Азбукин добрел до «моста вздохов» на Головотяпе. Кто назвал столь благородным именем головотяпский мост, когда, в шутку ли, в серьез ли неизвестно, но даже в объявлениях о первомайской процессии за ним осталось это поэтическое имя. А, в сущности это был весьма почтенный возрастом, развалившийся мост с прозаическим предупреждением — по ту и другую сторону — о штрафе в 3 р. золотом за курение на мосту, остановку и праздношатание по нему.

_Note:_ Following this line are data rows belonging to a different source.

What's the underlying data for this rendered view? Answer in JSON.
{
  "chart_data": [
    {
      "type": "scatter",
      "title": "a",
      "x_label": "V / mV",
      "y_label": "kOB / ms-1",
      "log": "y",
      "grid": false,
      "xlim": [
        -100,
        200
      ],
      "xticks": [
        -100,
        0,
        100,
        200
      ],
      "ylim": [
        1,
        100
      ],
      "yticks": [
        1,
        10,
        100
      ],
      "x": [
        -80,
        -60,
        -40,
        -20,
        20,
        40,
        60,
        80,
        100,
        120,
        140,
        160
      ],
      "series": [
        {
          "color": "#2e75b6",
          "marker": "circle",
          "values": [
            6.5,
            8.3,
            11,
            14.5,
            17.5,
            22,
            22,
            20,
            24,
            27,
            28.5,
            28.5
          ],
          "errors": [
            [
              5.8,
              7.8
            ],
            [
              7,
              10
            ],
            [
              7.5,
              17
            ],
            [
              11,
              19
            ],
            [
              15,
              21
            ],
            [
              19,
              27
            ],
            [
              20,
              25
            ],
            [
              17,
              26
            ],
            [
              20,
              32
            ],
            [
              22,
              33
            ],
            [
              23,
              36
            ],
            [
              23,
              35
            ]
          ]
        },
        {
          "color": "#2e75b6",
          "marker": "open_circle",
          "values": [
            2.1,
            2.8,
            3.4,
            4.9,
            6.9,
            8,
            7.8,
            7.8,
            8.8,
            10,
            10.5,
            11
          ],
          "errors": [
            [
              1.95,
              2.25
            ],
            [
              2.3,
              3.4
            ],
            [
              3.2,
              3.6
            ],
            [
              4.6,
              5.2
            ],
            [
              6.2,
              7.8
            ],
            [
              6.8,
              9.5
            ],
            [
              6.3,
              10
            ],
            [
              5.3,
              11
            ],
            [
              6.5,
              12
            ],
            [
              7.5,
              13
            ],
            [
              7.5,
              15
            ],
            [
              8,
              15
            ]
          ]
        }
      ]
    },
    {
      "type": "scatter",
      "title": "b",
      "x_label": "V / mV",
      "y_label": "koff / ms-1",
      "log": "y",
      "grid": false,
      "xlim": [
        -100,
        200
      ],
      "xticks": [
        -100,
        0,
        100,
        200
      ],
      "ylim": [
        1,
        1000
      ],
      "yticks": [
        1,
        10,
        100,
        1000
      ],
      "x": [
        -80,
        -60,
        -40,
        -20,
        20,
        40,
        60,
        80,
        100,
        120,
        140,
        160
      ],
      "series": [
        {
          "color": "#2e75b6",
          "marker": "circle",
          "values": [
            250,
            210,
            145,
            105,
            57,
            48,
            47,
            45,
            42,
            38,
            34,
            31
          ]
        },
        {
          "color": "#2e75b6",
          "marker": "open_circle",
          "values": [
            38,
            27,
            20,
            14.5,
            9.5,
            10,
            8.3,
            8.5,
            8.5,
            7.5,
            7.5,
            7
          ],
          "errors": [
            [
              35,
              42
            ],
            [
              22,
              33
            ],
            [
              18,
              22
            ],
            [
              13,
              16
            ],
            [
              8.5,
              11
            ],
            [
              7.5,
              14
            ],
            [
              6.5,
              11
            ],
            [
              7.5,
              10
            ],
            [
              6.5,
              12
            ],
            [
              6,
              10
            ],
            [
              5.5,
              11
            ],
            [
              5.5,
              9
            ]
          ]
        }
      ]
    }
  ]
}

Сохрани бог, идти или ехать по нему в темную ночь: как скрытые капканы, подстерегает ваши ноги целая система порядочных дыр.
«Мост вздохов» имеет не только историю своей жизни, но и историю своего ремонта. Еще в эпоху военного коммунизма взялась за ремонт его бригада, ветром революции занесенная в Головотяпск, — бригада, поразившая город стуком копыт, звоном шпор, комбригом, воевавшим с уисполкомом, сотрудниками штабрига, такими милыми кавалерами, неподражаемо танцевавшими и даже писавшими стихи, бригада — испепелительница местных сердец, потому что, как бабочки на огонь, устремились на сотрудников штабрига сердца всего того, что осталось от прежнего буржуазного Головотяпска, а на рядовых армейцев — сердца всех прочих обитательниц города. Сколько искалеченных навек сердец осталось от бригады, мелькнувшей, как ослепительный метеор, сколько, попав в сферу ее притяжения, унеслось за ней, как за кометой хвост, и потом мучительно возвращалось назад по одиночке. Местный поэт подсчитал, что 27 головотяпских барышень уехало с бригадой, и в одну ночь написал оперетку под заглавием «27».